In fact, mating strategy also demands structure, without which we all die.  For details go to nobabies.net and look at the Orlando entry. 

Now here is the issue.  For all of our existence we married cousins and had plenty of babies.  Now we do not marry cousins and we don’t have babies, not enough.  But there is a profound prejudice against marrying cousins.

I have the evidence.  I speak to smart people.  They are incorrigible.  So if we are here by design, it looks like our design specifically prevents us from having a technological society that last more than, oh three hundred years at best.  Kindly relay my squawk to any designer out there.  Or maybe you can break the mind lock.  If so, do let me know.  It is, after all, the tree of life.  There is nothing keeping you back but an angel with a flaming sword and he can’t hurt you.  All he can do is scare you.  So far, that has been enough. 

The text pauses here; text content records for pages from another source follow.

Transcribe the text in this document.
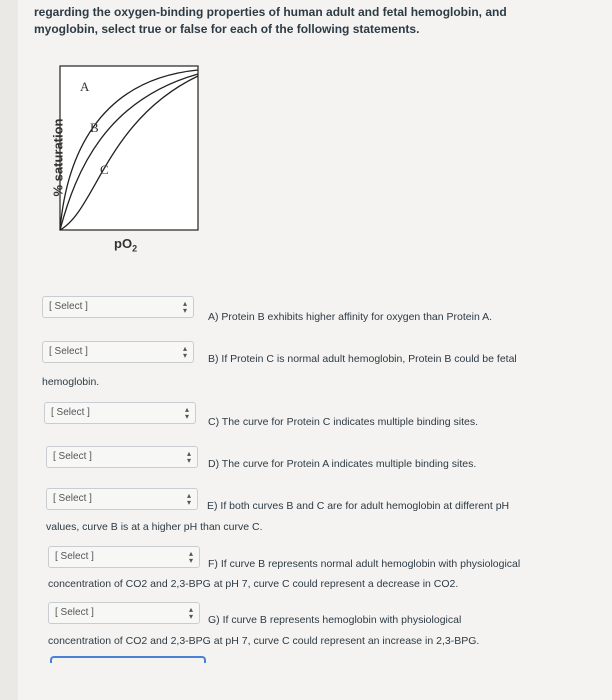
regarding the oxygen-binding properties of human adult and fetal hemoglobin, and myoglobin, select true or false for each of the following statements.
A
B
C
% saturation
$pO_2$
[ Select ]	▴
▾
A) Protein B exhibits higher affinity for oxygen than Protein A.
[ Select ]	▴
▾ B) If Protein C is normal adult hemoglobin, Protein B could be fetal
hemoglobin.
[ Select ]	▴
▾ C) The curve for Protein C indicates multiple binding sites.
[ Select ]	▴
▾ D) The curve for Protein A indicates multiple binding sites.
[ Select ]	▴
▾ E) If both curves B and C are for adult hemoglobin at different pH
values, curve B is at a higher pH than curve C.
[ Select ]	▴
▾ F) If curve B represents normal adult hemoglobin with physiological
concentration of CO2 and 2,3-BPG at pH 7, curve C could represent a decrease in CO2.
[ Select ]	▴
▾ G) If curve B represents hemoglobin with physiological
concentration of CO2 and 2,3-BPG at pH 7, curve C could represent an increase in 2,3-BPG.
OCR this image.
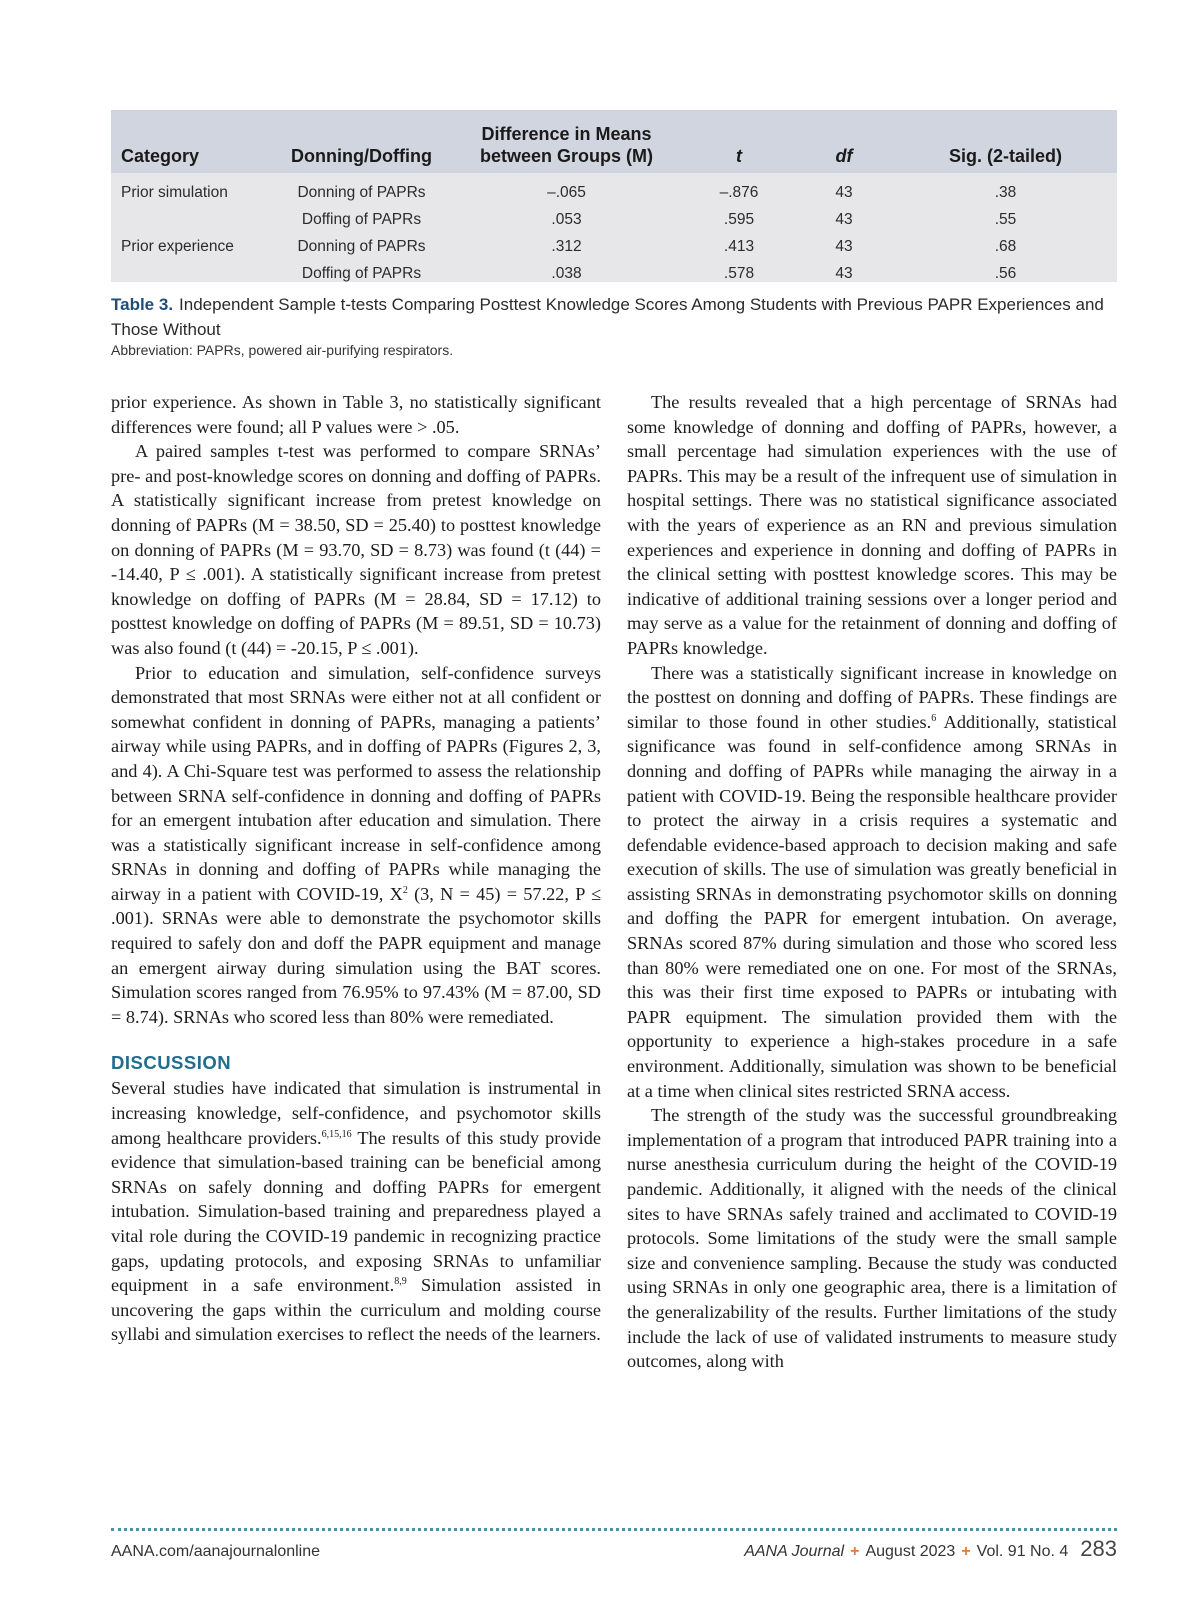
Category	Donning/Doffing	Difference in Means between Groups (M)	t	df	Sig. (2-tailed)
Prior simulation	Donning of PAPRs	–.065	–.876	43	.38
	Doffing of PAPRs	.053	.595	43	.55
Prior experience	Donning of PAPRs	.312	.413	43	.68
	Doffing of PAPRs	.038	.578	43	.56
Table 3. Independent Sample t-tests Comparing Posttest Knowledge Scores Among Students with Previous PAPR Experiences and Those Without
Abbreviation: PAPRs, powered air-purifying respirators.

prior experience. As shown in Table 3, no statistically significant differences were found; all P values were > .05.

A paired samples t-test was performed to compare SRNAs’ pre- and post-knowledge scores on donning and doffing of PAPRs. A statistically significant increase from pretest knowledge on donning of PAPRs (M = 38.50, SD = 25.40) to posttest knowledge on donning of PAPRs (M = 93.70, SD = 8.73) was found (t (44) = -14.40, P ≤ .001). A statistically significant increase from pretest knowledge on doffing of PAPRs (M = 28.84, SD = 17.12) to posttest knowledge on doffing of PAPRs (M = 89.51, SD = 10.73) was also found (t (44) = -20.15, P ≤ .001).

Prior to education and simulation, self-confidence surveys demonstrated that most SRNAs were either not at all confident or somewhat confident in donning of PAPRs, managing a patients’ airway while using PAPRs, and in doffing of PAPRs (Figures 2, 3, and 4). A Chi-Square test was performed to assess the relationship between SRNA self-confidence in donning and doffing of PAPRs for an emergent intubation after education and simulation. There was a statistically significant increase in self-confidence among SRNAs in donning and doffing of PAPRs while managing the airway in a patient with COVID-19, $X^2$ (3, N = 45) = 57.22, P ≤ .001). SRNAs were able to demonstrate the psychomotor skills required to safely don and doff the PAPR equipment and manage an emergent airway during simulation using the BAT scores. Simulation scores ranged from 76.95% to 97.43% (M = 87.00, SD = 8.74). SRNAs who scored less than 80% were remediated.

DISCUSSION

Several studies have indicated that simulation is instrumental in increasing knowledge, self-confidence, and psychomotor skills among healthcare providers.$^{6,15,16}$ The results of this study provide evidence that simulation-based training can be beneficial among SRNAs on safely donning and doffing PAPRs for emergent intubation. Simulation-based training and preparedness played a vital role during the COVID-19 pandemic in recognizing practice gaps, updating protocols, and exposing SRNAs to unfamiliar equipment in a safe environment.$^{8,9}$ Simulation assisted in uncovering the gaps within the curriculum and molding course syllabi and simulation exercises to reflect the needs of the learners.

The results revealed that a high percentage of SRNAs had some knowledge of donning and doffing of PAPRs, however, a small percentage had simulation experiences with the use of PAPRs. This may be a result of the infrequent use of simulation in hospital settings. There was no statistical significance associated with the years of experience as an RN and previous simulation experiences and experience in donning and doffing of PAPRs in the clinical setting with posttest knowledge scores. This may be indicative of additional training sessions over a longer period and may serve as a value for the retainment of donning and doffing of PAPRs knowledge.

There was a statistically significant increase in knowledge on the posttest on donning and doffing of PAPRs. These findings are similar to those found in other studies.$^6$ Additionally, statistical significance was found in self-confidence among SRNAs in donning and doffing of PAPRs while managing the airway in a patient with COVID-19. Being the responsible healthcare provider to protect the airway in a crisis requires a systematic and defendable evidence-based approach to decision making and safe execution of skills. The use of simulation was greatly beneficial in assisting SRNAs in demonstrating psychomotor skills on donning and doffing the PAPR for emergent intubation. On average, SRNAs scored 87% during simulation and those who scored less than 80% were remediated one on one. For most of the SRNAs, this was their first time exposed to PAPRs or intubating with PAPR equipment. The simulation provided them with the opportunity to experience a high-stakes procedure in a safe environment. Additionally, simulation was shown to be beneficial at a time when clinical sites restricted SRNA access.

The strength of the study was the successful groundbreaking implementation of a program that introduced PAPR training into a nurse anesthesia curriculum during the height of the COVID-19 pandemic. Additionally, it aligned with the needs of the clinical sites to have SRNAs safely trained and acclimated to COVID-19 protocols. Some limitations of the study were the small sample size and convenience sampling. Because the study was conducted using SRNAs in only one geographic area, there is a limitation of the generalizability of the results. Further limitations of the study include the lack of use of validated instruments to measure study outcomes, along with

AANA.com/aanajournalonline	AANA Journal + August 2023 + Vol. 91 No. 4 283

Oh, yes.  On the question of design.  There are a few things that seem undeniable.

  1. Yes, in many ways it looks like we were set up to succeed, that there has been a design.
  2. We are subjectively conscious and free to choose even though when you do an experiment we act like robots.
  3. We seem to have started out as a Big Bang, but that would have been a black hole.  Toy with dark energy all you like.  You just can’t get out. 
  4. All electrons coming out of beta decay spin the same direction.
  5. For that mater all electrons have the same charge.
  6. Dark energy or no, the universe does seem to be accelerating.  (There are two ways to explain this without resorting to anything weird.  Quite possibly they reduce to the same explanation; I’m not sure.)
  7. There is life even though there is not obvious physical restriction to the sun just blasting its power into the cold of space and there’s an end.
  8. It was only by extreme exertion that we could explain why we don’t have enough neutrinos coming from the sun.
  9. The future is different from the past and is predictable but only within limits. 
  10. People tend to believe in an afterlife.  (Not to be confused with afterbirth.) 
  11. There is a moral order to the universe; even those who don’t believe there is know what you’re talking about.

 

I can resolve all of these points with a single theory a child could understand.  In fact I can tell you how to make a universe out of a lot of nothing (a lot of nothing) that has all of these characteristics if you were to lend me a few trifling things.  It’s the “nothing” that’s the limiting factor.

But I don’t want to tell you unless you ask.  You would think me mad.  Tell me what you think about the fertility issue I raise in the Orlando entry and if we are still on speaking terms then, I’ll give you the answer.